Digital Toolbox


Project URL

Site screenshot
Cost and Development Philosophy

Free, open source

Local Installation or Hosted Solution

Local installation


TranscriberAG is designed for assisting the manual annotation of speech signals. It provides a user-friendly graphical user interface (GUI) for segmenting long duration speech recordings, transcribing them, labeling speech turns, topic changes and acoustic conditions.


TranscriberAG is geared toward the needs of the speech research community, but its features might be found useful for other applications. It uses the Annotation Graph format as native format but can read a number of other annotation formats. (source)
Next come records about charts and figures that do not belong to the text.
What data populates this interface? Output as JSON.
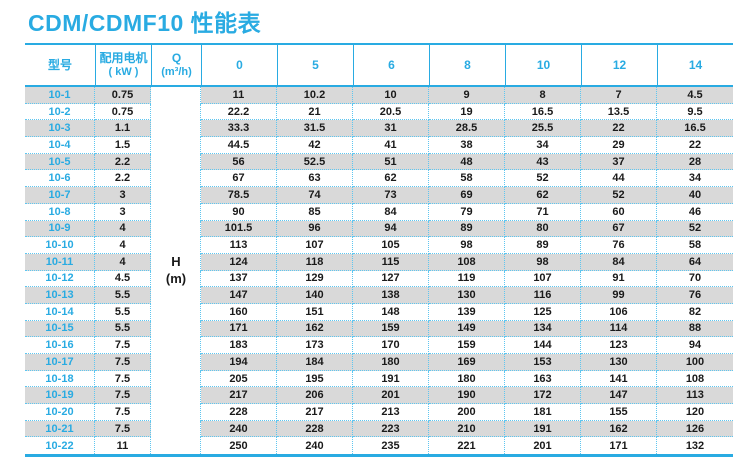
{
  "title": "CDM/CDMF10 性能表",
  "colors": {
    "accent": "#29ABE2",
    "dashed_border": "#5EC6F0",
    "stripe_gray": "#D9D9D9",
    "value_text": "#1A1A1A"
  },
  "table": {
    "headers": {
      "model": "型号",
      "motor_line1": "配用电机",
      "motor_line2": "( kW )",
      "q_line1": "Q",
      "q_line2": "(m³/h)",
      "flow_columns": [
        "0",
        "5",
        "6",
        "8",
        "10",
        "12",
        "14"
      ]
    },
    "merged_cell": {
      "line1": "H",
      "line2": "(m)"
    },
    "rows": [
      {
        "model": "10-1",
        "kw": "0.75",
        "values": [
          "11",
          "10.2",
          "10",
          "9",
          "8",
          "7",
          "4.5"
        ]
      },
      {
        "model": "10-2",
        "kw": "0.75",
        "values": [
          "22.2",
          "21",
          "20.5",
          "19",
          "16.5",
          "13.5",
          "9.5"
        ]
      },
      {
        "model": "10-3",
        "kw": "1.1",
        "values": [
          "33.3",
          "31.5",
          "31",
          "28.5",
          "25.5",
          "22",
          "16.5"
        ]
      },
      {
        "model": "10-4",
        "kw": "1.5",
        "values": [
          "44.5",
          "42",
          "41",
          "38",
          "34",
          "29",
          "22"
        ]
      },
      {
        "model": "10-5",
        "kw": "2.2",
        "values": [
          "56",
          "52.5",
          "51",
          "48",
          "43",
          "37",
          "28"
        ]
      },
      {
        "model": "10-6",
        "kw": "2.2",
        "values": [
          "67",
          "63",
          "62",
          "58",
          "52",
          "44",
          "34"
        ]
      },
      {
        "model": "10-7",
        "kw": "3",
        "values": [
          "78.5",
          "74",
          "73",
          "69",
          "62",
          "52",
          "40"
        ]
      },
      {
        "model": "10-8",
        "kw": "3",
        "values": [
          "90",
          "85",
          "84",
          "79",
          "71",
          "60",
          "46"
        ]
      },
      {
        "model": "10-9",
        "kw": "4",
        "values": [
          "101.5",
          "96",
          "94",
          "89",
          "80",
          "67",
          "52"
        ]
      },
      {
        "model": "10-10",
        "kw": "4",
        "values": [
          "113",
          "107",
          "105",
          "98",
          "89",
          "76",
          "58"
        ]
      },
      {
        "model": "10-11",
        "kw": "4",
        "values": [
          "124",
          "118",
          "115",
          "108",
          "98",
          "84",
          "64"
        ]
      },
      {
        "model": "10-12",
        "kw": "4.5",
        "values": [
          "137",
          "129",
          "127",
          "119",
          "107",
          "91",
          "70"
        ]
      },
      {
        "model": "10-13",
        "kw": "5.5",
        "values": [
          "147",
          "140",
          "138",
          "130",
          "116",
          "99",
          "76"
        ]
      },
      {
        "model": "10-14",
        "kw": "5.5",
        "values": [
          "160",
          "151",
          "148",
          "139",
          "125",
          "106",
          "82"
        ]
      },
      {
        "model": "10-15",
        "kw": "5.5",
        "values": [
          "171",
          "162",
          "159",
          "149",
          "134",
          "114",
          "88"
        ]
      },
      {
        "model": "10-16",
        "kw": "7.5",
        "values": [
          "183",
          "173",
          "170",
          "159",
          "144",
          "123",
          "94"
        ]
      },
      {
        "model": "10-17",
        "kw": "7.5",
        "values": [
          "194",
          "184",
          "180",
          "169",
          "153",
          "130",
          "100"
        ]
      },
      {
        "model": "10-18",
        "kw": "7.5",
        "values": [
          "205",
          "195",
          "191",
          "180",
          "163",
          "141",
          "108"
        ]
      },
      {
        "model": "10-19",
        "kw": "7.5",
        "values": [
          "217",
          "206",
          "201",
          "190",
          "172",
          "147",
          "113"
        ]
      },
      {
        "model": "10-20",
        "kw": "7.5",
        "values": [
          "228",
          "217",
          "213",
          "200",
          "181",
          "155",
          "120"
        ]
      },
      {
        "model": "10-21",
        "kw": "7.5",
        "values": [
          "240",
          "228",
          "223",
          "210",
          "191",
          "162",
          "126"
        ]
      },
      {
        "model": "10-22",
        "kw": "11",
        "values": [
          "250",
          "240",
          "235",
          "221",
          "201",
          "171",
          "132"
        ]
      }
    ]
  }
}
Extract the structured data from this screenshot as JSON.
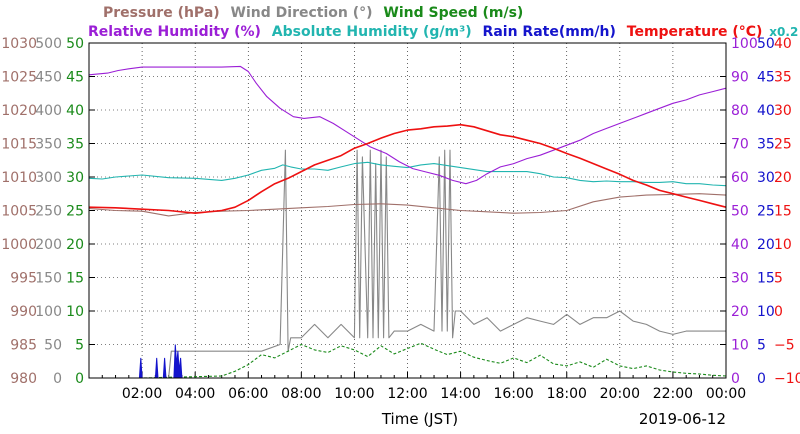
{
  "chart_data": {
    "type": "line",
    "title": "",
    "date_label": "2019-06-12",
    "xlabel": "Time (JST)",
    "x_range_hours": [
      0,
      24
    ],
    "x_ticks": [
      {
        "h": 2,
        "label": "02:00"
      },
      {
        "h": 4,
        "label": "04:00"
      },
      {
        "h": 6,
        "label": "06:00"
      },
      {
        "h": 8,
        "label": "08:00"
      },
      {
        "h": 10,
        "label": "10:00"
      },
      {
        "h": 12,
        "label": "12:00"
      },
      {
        "h": 14,
        "label": "14:00"
      },
      {
        "h": 16,
        "label": "16:00"
      },
      {
        "h": 18,
        "label": "18:00"
      },
      {
        "h": 20,
        "label": "20:00"
      },
      {
        "h": 22,
        "label": "22:00"
      },
      {
        "h": 24,
        "label": "00:00"
      }
    ],
    "legend": {
      "row1": [
        {
          "text": "Pressure (hPa)",
          "color": "#a0706a"
        },
        {
          "text": "Wind Direction (°)",
          "color": "#888888"
        },
        {
          "text": "Wind Speed (m/s)",
          "color": "#1a8a1a"
        }
      ],
      "row2": [
        {
          "text": "Relative Humidity (%)",
          "color": "#9b1fd6"
        },
        {
          "text": "Absolute Humidity (g/m³)",
          "color": "#22b5b0"
        },
        {
          "text": "Rain Rate(mm/h)",
          "color": "#1414cc"
        },
        {
          "text": "Temperature (°C)",
          "color": "#ee1111"
        },
        {
          "text": "x0.2",
          "color": "#22b5b0"
        }
      ]
    },
    "axes": {
      "pressure": {
        "color": "#a0706a",
        "range": [
          980,
          1030
        ],
        "ticks": [
          "1030",
          "1025",
          "1020",
          "1015",
          "1010",
          "1005",
          "1000",
          "995",
          "990",
          "985",
          "980"
        ]
      },
      "wind_direction": {
        "color": "#888888",
        "range": [
          0,
          500
        ],
        "ticks": [
          "500",
          "450",
          "400",
          "350",
          "300",
          "250",
          "200",
          "150",
          "100",
          "50",
          "0"
        ]
      },
      "wind_speed": {
        "color": "#1a8a1a",
        "range": [
          0,
          50
        ],
        "ticks": [
          "50",
          "45",
          "40",
          "35",
          "30",
          "25",
          "20",
          "15",
          "10",
          "5",
          "0"
        ]
      },
      "humidity": {
        "color": "#9b1fd6",
        "range": [
          0,
          100
        ],
        "ticks": [
          "100",
          "90",
          "80",
          "70",
          "60",
          "50",
          "40",
          "30",
          "20",
          "10",
          "0"
        ]
      },
      "rain_rate": {
        "color": "#1414cc",
        "range": [
          0,
          50
        ],
        "ticks": [
          "50",
          "45",
          "40",
          "35",
          "30",
          "25",
          "20",
          "15",
          "10",
          "5",
          "0"
        ]
      },
      "temperature": {
        "color": "#ee1111",
        "range": [
          -10,
          40
        ],
        "ticks": [
          "40",
          "35",
          "30",
          "25",
          "20",
          "15",
          "10",
          "5",
          "0",
          "−5",
          "−10"
        ]
      }
    },
    "series": [
      {
        "name": "Pressure (hPa)",
        "axis": "pressure",
        "color": "#a0706a",
        "x": [
          0,
          1,
          2,
          3,
          4,
          5,
          6,
          7,
          8,
          9,
          10,
          11,
          12,
          13,
          14,
          15,
          16,
          17,
          18,
          19,
          20,
          21,
          22,
          23,
          24
        ],
        "values": [
          1005.3,
          1005.0,
          1004.9,
          1004.2,
          1004.7,
          1004.9,
          1005.0,
          1005.2,
          1005.4,
          1005.6,
          1005.9,
          1006.0,
          1005.8,
          1005.4,
          1005.0,
          1004.8,
          1004.6,
          1004.7,
          1005.0,
          1006.3,
          1007.0,
          1007.3,
          1007.4,
          1007.5,
          1007.3
        ]
      },
      {
        "name": "Relative Humidity (%)",
        "axis": "humidity",
        "color": "#9b1fd6",
        "x": [
          0,
          0.7,
          1.1,
          1.5,
          2,
          3,
          4,
          5,
          5.7,
          6.0,
          6.3,
          6.7,
          7.2,
          7.7,
          8.1,
          8.7,
          9.2,
          9.7,
          10.2,
          10.6,
          11.2,
          11.7,
          12.2,
          12.7,
          13.2,
          13.7,
          14.2,
          14.6,
          15.0,
          15.5,
          16.0,
          16.5,
          17.0,
          17.5,
          18.0,
          18.5,
          19.0,
          19.5,
          20.0,
          20.5,
          21.0,
          21.5,
          22.0,
          22.5,
          23.0,
          23.5,
          24.0
        ],
        "values": [
          90.5,
          91,
          91.8,
          92.3,
          92.8,
          92.8,
          92.8,
          92.8,
          93.0,
          91.5,
          88,
          84,
          80.5,
          78,
          77.5,
          78,
          76,
          73.5,
          71,
          69,
          67,
          64.5,
          62.5,
          61.5,
          60.5,
          59,
          58,
          59,
          61,
          63,
          64,
          65.5,
          66.5,
          68,
          69.5,
          71,
          73,
          74.5,
          76,
          77.5,
          79,
          80.5,
          82,
          83,
          84.5,
          85.5,
          86.5
        ]
      },
      {
        "name": "Absolute Humidity (g/m³)",
        "axis": "wind_direction",
        "color": "#22b5b0",
        "x": [
          0,
          0.5,
          1,
          2,
          3,
          4,
          5,
          5.5,
          6,
          6.5,
          7,
          7.3,
          7.6,
          8,
          8.5,
          9,
          9.5,
          10,
          10.5,
          11,
          11.5,
          12,
          12.5,
          13,
          13.5,
          14,
          14.5,
          15,
          15.5,
          16,
          16.5,
          17,
          17.5,
          18,
          18.5,
          19,
          19.5,
          20,
          20.5,
          21,
          21.5,
          22,
          22.5,
          23,
          23.5,
          24
        ],
        "values": [
          298,
          297,
          300,
          303,
          299,
          298,
          295,
          298,
          303,
          310,
          313,
          318,
          315,
          312,
          312,
          310,
          315,
          320,
          322,
          318,
          316,
          314,
          318,
          320,
          317,
          314,
          311,
          308,
          308,
          308,
          308,
          305,
          300,
          299,
          295,
          293,
          294,
          293,
          293,
          292,
          292,
          293,
          290,
          290,
          288,
          287
        ]
      },
      {
        "name": "Temperature (°C)",
        "axis": "temperature",
        "color": "#ee1111",
        "x": [
          0,
          1,
          2,
          3,
          4,
          5,
          5.5,
          6,
          6.5,
          7,
          7.5,
          8,
          8.5,
          9,
          9.5,
          10,
          10.5,
          11,
          11.5,
          12,
          12.5,
          13,
          13.5,
          14,
          14.5,
          15,
          15.5,
          16,
          16.5,
          17,
          17.5,
          18,
          18.5,
          19,
          19.5,
          20,
          20.5,
          21,
          21.5,
          22,
          22.5,
          23,
          23.5,
          24
        ],
        "values": [
          15.5,
          15.4,
          15.2,
          15.0,
          14.6,
          15.0,
          15.5,
          16.5,
          17.8,
          19,
          19.8,
          20.8,
          21.8,
          22.5,
          23.2,
          24.3,
          25.0,
          25.8,
          26.5,
          27.0,
          27.2,
          27.5,
          27.6,
          27.8,
          27.5,
          26.9,
          26.3,
          26.0,
          25.5,
          25.0,
          24.3,
          23.5,
          22.8,
          22.0,
          21.2,
          20.4,
          19.5,
          18.8,
          18.0,
          17.5,
          17.0,
          16.5,
          16.0,
          15.5
        ]
      },
      {
        "name": "Wind Speed (m/s)",
        "axis": "wind_speed",
        "color": "#1a8a1a",
        "x": [
          0,
          1,
          2,
          3,
          4,
          5,
          5.5,
          6,
          6.5,
          7,
          7.5,
          8,
          8.5,
          9,
          9.5,
          10,
          10.5,
          11,
          11.5,
          12,
          12.5,
          13,
          13.5,
          14,
          14.5,
          15,
          15.5,
          16,
          16.5,
          17,
          17.5,
          18,
          18.5,
          19,
          19.5,
          20,
          20.5,
          21,
          21.5,
          22,
          22.5,
          23,
          23.5,
          24
        ],
        "values": [
          0,
          0,
          0,
          0.1,
          0.2,
          0.3,
          1.0,
          2.0,
          3.5,
          3.0,
          4.0,
          5.0,
          4.2,
          3.8,
          4.8,
          4.2,
          3.2,
          4.8,
          3.6,
          4.4,
          5.2,
          4.3,
          3.5,
          4.0,
          3.1,
          2.6,
          2.2,
          3.0,
          2.3,
          3.4,
          2.1,
          1.8,
          2.4,
          1.6,
          2.8,
          1.8,
          1.4,
          1.8,
          1.2,
          0.9,
          0.7,
          0.6,
          0.4,
          0.3
        ]
      },
      {
        "name": "Wind Direction (°)",
        "axis": "wind_direction",
        "color": "#888888",
        "x": [
          0,
          3,
          3.1,
          3.5,
          6,
          6.5,
          7.2,
          7.4,
          7.5,
          7.6,
          8.0,
          8.5,
          9.0,
          9.5,
          10.0,
          10.1,
          10.2,
          10.3,
          10.5,
          10.6,
          10.7,
          10.8,
          10.9,
          11.0,
          11.1,
          11.2,
          11.3,
          11.5,
          12,
          12.5,
          13.0,
          13.2,
          13.3,
          13.4,
          13.5,
          13.6,
          13.7,
          13.8,
          14,
          14.5,
          15,
          15.5,
          16,
          16.5,
          17,
          17.5,
          18,
          18.5,
          19,
          19.5,
          20,
          20.5,
          21,
          21.5,
          22,
          22.5,
          23,
          23.5,
          24
        ],
        "values": [
          0,
          0,
          40,
          40,
          40,
          40,
          50,
          340,
          40,
          60,
          60,
          80,
          60,
          80,
          60,
          340,
          60,
          330,
          60,
          340,
          60,
          320,
          60,
          340,
          60,
          330,
          60,
          70,
          70,
          80,
          70,
          330,
          70,
          340,
          70,
          340,
          60,
          100,
          100,
          80,
          90,
          70,
          80,
          90,
          85,
          80,
          95,
          80,
          90,
          90,
          100,
          85,
          80,
          70,
          65,
          70,
          70,
          70,
          70
        ]
      },
      {
        "name": "Rain Rate(mm/h)",
        "axis": "rain_rate",
        "color": "#1414cc",
        "x": [
          1.9,
          1.95,
          2.0,
          2.5,
          2.55,
          2.6,
          2.8,
          2.85,
          2.9,
          3.2,
          3.25,
          3.3,
          3.35,
          3.4,
          3.45,
          3.5
        ],
        "values": [
          0,
          3,
          0,
          0,
          3,
          0,
          0,
          3,
          0,
          0,
          5,
          2,
          4,
          1,
          3,
          0
        ]
      }
    ]
  }
}
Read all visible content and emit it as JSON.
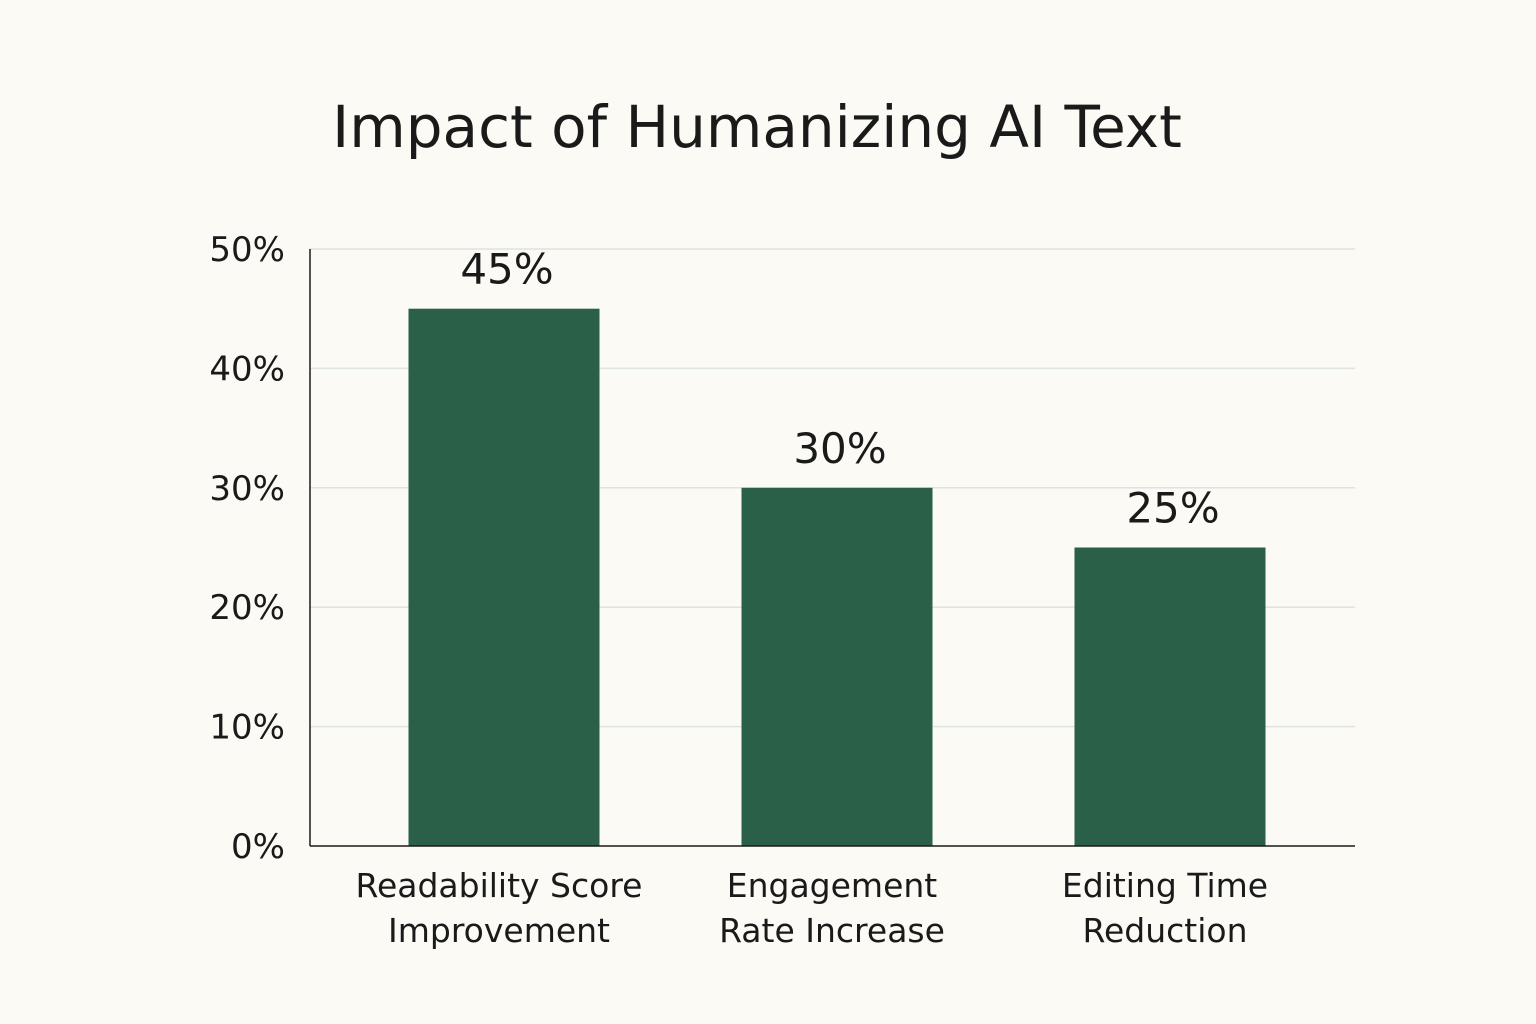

“This new version is based on Annotation Graphs (AG), the default format of the new annotation files: the associated XML-based format is named tag, and file names are suffixed .tag.” (source)

Use on SpokenWeb Project

To date we have not used TranscriberAG on the SpokenWeb project.


While the tool could simply be used as is, several features are of interest from a development perspective (i.e. to be incorporated in the SpokenWeb site):

  • enhance signal output (tempo/pitch variation)
  • transcription and annotation for multiple speakers
  • support for named entities
  • easy creation and modification of temporal anchors
  • multilingual support

TranscriberAG provides support for “annotation events” (source):

  • Noise inserts foreground noise event (for example breathing, general, conversation, etc).”
  • “Pronounciation annotates pronunciation problems (eg. unintelligible).”
  • Language annotates short scope language changes.”
  • Normalization inserts term normalisation (dates, numbers, etc).”
  • Disfluency annotates discourse disfluencies (hesitation, revision, etc).”

TranscriberAG provides support for “named entities” (source):

  • Person annotates a person identification (human, fictional character, other, etc)”
  • Location annotates a geographical location name (town, country, region, other, etc).”
  • Time annotates a time definition (date, hour, other).”
  • “Amount annotates an amount (currency, other).”
  • Organization annotates an organization name (non profit, educative, commercial, other).”
  • Geo Socio Politic annotates a geo-socio-political entity.”


Annotating audio files at this level of detail raises interesting possibilities for connecting the audio and visual realms. For example, if the audio recording has been marked up in this detailed way, playback of the audio on a web site (or at a re-creation of a poetry reading) could trigger the display of appropriate images. So, for instance, one speaker will trigger the display of an image (or projection) of that speaker and a change in speaker would result in a change in image. Similarly for locations, organizations, and other entities that are referenced in a poetry reading.


Further, annotating in this way also facilitates interesting possibilities for searching and browsing the audio and text. For example, if audience laughter or speaker hesitations have been annotated then a user could search a poetry archive for, say, all the occurrences of laughter or hesitations in a poet’s readings.


TrascriberAG seems to be a good tool that features excellent documentation. On the down side, currently the software doesn’t work doesn’t work on anything above Mac OS X 10.5.





We are not aware of any poetry projects that use TranscriberAG.

Future Directions

It is not clear what the future direction of TranscriberAG is.